As I've also noted before, despite the stock humping Pollyannas (like Jim Cramer of MSNBC- who was burned before when he endorsed more stock buying before the 2008 crash), there is absolutely no genuine sign for any expectation that the DOW will continue to rise, or the S&P 500 malaise will suddenly turn into a ten year win streak. No, it won't! Just returning the country to its pre-2008 employment levels is likely to take over ten years, given the current rate of private job creation. If we hit a double dip recession and unemployment goes up to 15% (for the bogus BLS stats, which means the real rate is ~ 23%) we can expect at least twenty years before getting back to the pre-2008 "halcyon" days of putative 6% unemployment.

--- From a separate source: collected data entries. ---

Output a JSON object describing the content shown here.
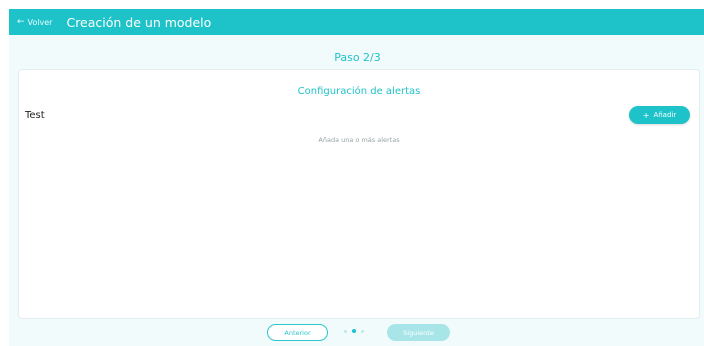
{
  "header": {
    "back_icon": "arrow-left-icon",
    "back_label": "Volver",
    "title": "Creación de un modelo"
  },
  "wizard": {
    "step_label": "Paso 2/3",
    "current_step": 2,
    "total_steps": 3
  },
  "alerts_card": {
    "title": "Configuración de alertas",
    "model_name": "Test",
    "add_button_icon": "plus-icon",
    "add_button_label": "Añadir",
    "empty_message": "Añada una o más alertas"
  },
  "footer": {
    "prev_label": "Anterior",
    "next_label": "Siguiente",
    "next_enabled": false
  },
  "colors": {
    "accent": "#1ec3c9",
    "background": "#f2fbfc",
    "disabled_button": "#a8e5e8"
  }
}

That means twenty years of almost zero buying power, and of millions out of work for twenty months to thirty months or longer, and needing extended jobless benefits just to stay afloat. That means no eating out at restaurants (unless maybe Mickey D's), no buying HDTVS, far less the 3D versions, and plummeting sales of computers, Ipods, Ipads, blackberrys and other gadgets. That means little or no car buying, even used cars, and likely no home purchases. That means companies will still not be able to hire, and will likely have to lay millions more off because of mounting inventories in warehouses - with no buyers.
That means, not to put too fine a point on it - a stock broker's and stock market's nightmare.
My contention is that the stock maven who forecast a 90% DOW drop may well be in that ball park when all the shit hits the fan. We will see. In the meantime, I strongly advise all little guys to stay cool, keep under control, and don't be lured into the vultures' nests, since the Maul Street vultures regard little guys as "dumb order flow" anyway....or "chickens to be plucked".
To quote one of the little guys in the WSJ article, who's now parked all his money into safe fixed income investments:
"I won't make 8% in my money. I will make 4 or 5% but the money will be there".